AEM Seminar: Resonant mode control in compressible boundary layers over complex wall impedance
Carlo Scalo, Assistant Professor of Mechanical Engineering, Purdue University
2:30 PM on 2017-03-03
The talk will discuss fundamental computational and physical aspects associated with transitional and turbulent boundary layer control over porous walls. The dynamics of waves propagating in porous cavities will be analyzed via a novel inverse acoustic eigenvalue approach (Patel and Scalo, 2017) with focus on the characterization of the complex broadband surface impedance.
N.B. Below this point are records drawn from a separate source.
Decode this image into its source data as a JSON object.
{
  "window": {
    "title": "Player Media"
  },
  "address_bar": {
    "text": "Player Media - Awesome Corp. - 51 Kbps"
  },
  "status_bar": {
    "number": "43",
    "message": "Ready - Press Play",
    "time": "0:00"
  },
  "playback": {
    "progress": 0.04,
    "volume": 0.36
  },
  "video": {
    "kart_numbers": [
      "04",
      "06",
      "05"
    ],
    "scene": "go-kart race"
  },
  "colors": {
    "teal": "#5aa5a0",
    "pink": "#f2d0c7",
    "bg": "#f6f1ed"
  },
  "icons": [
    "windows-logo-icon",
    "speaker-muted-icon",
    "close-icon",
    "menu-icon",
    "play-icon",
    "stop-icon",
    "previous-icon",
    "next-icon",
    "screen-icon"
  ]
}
Results from high-fidelity numerical simulations retaining full aeroacoustic coupling between the overlying flow and porous walls (Scalo et al, 2015-2016) relying on multi-oscillator time-domain impedance boundary conditions (Lin and Scalo, 2017) will be presented. An acoustics interpretation of the dynamics of second-mode instability waves in hypersonics boundary layers (Kuehl and Scalo, 2017) will be discussed. Finally, plans to perform direct numerical simulations of hypersonic transition delay over ultrasonically absorptive porous coatings will be presented in the context of a recently awarded AFOSR Grant.
Bio:
Dr. Carlo Scalo is an Assistant Professor in the School of Mechanical Engineering at Purdue University. He completed his postdoctoral appointment (2014) at the Center for Turbulence Research at Stanford University working on theoretical and numerical modeling of thermoacoustic devices and sound-turbulence interaction in compressible boundary layers. Prior to that, he obtained his Ph.D. (2012) from Queen's University, Canada, working on subgrid-scale modeling of high-Schmidt-number turbulent mass transfer in equilibrium and non-equilibrium geophysical flows. He obtained his B.Eng. (2006) and M.Sc. (2008) degrees in Aerospace Engineering at the Universita' degli Studi di Napoli -Federico II, Italy.
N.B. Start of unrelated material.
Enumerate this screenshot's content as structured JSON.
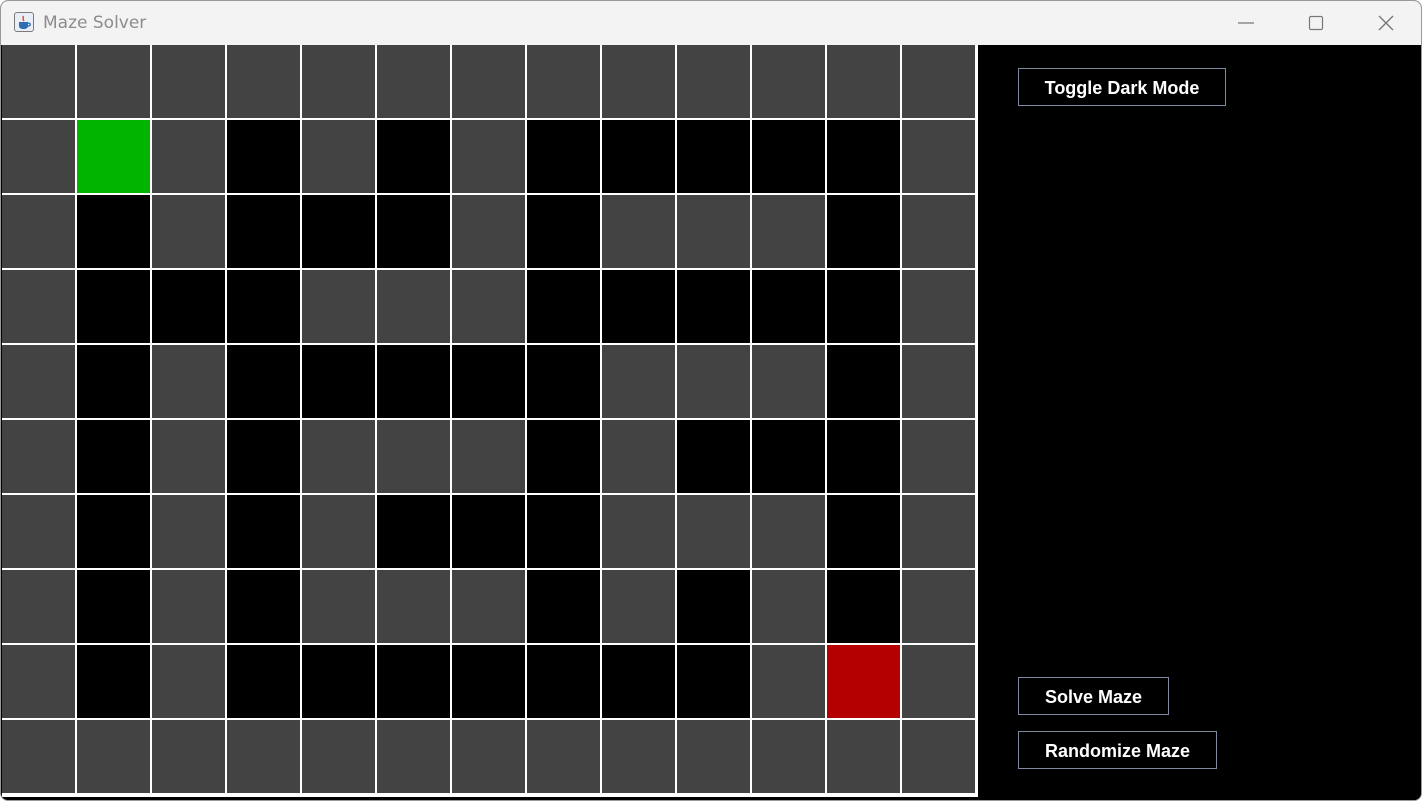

Scalo currently holds research contracts with AFOSR, NAVAIR, Ford Motor Company and Rolls Royce on topics including (but not limited) to thermo-acoustics, non-linear acoustics, numerical methods for acoustics in complex geometries, low- and high-speed turbulent boundary layers, turbulent mixing and heat-and-mass transfer, and subgrid-scale modeling of vortex dominated flows.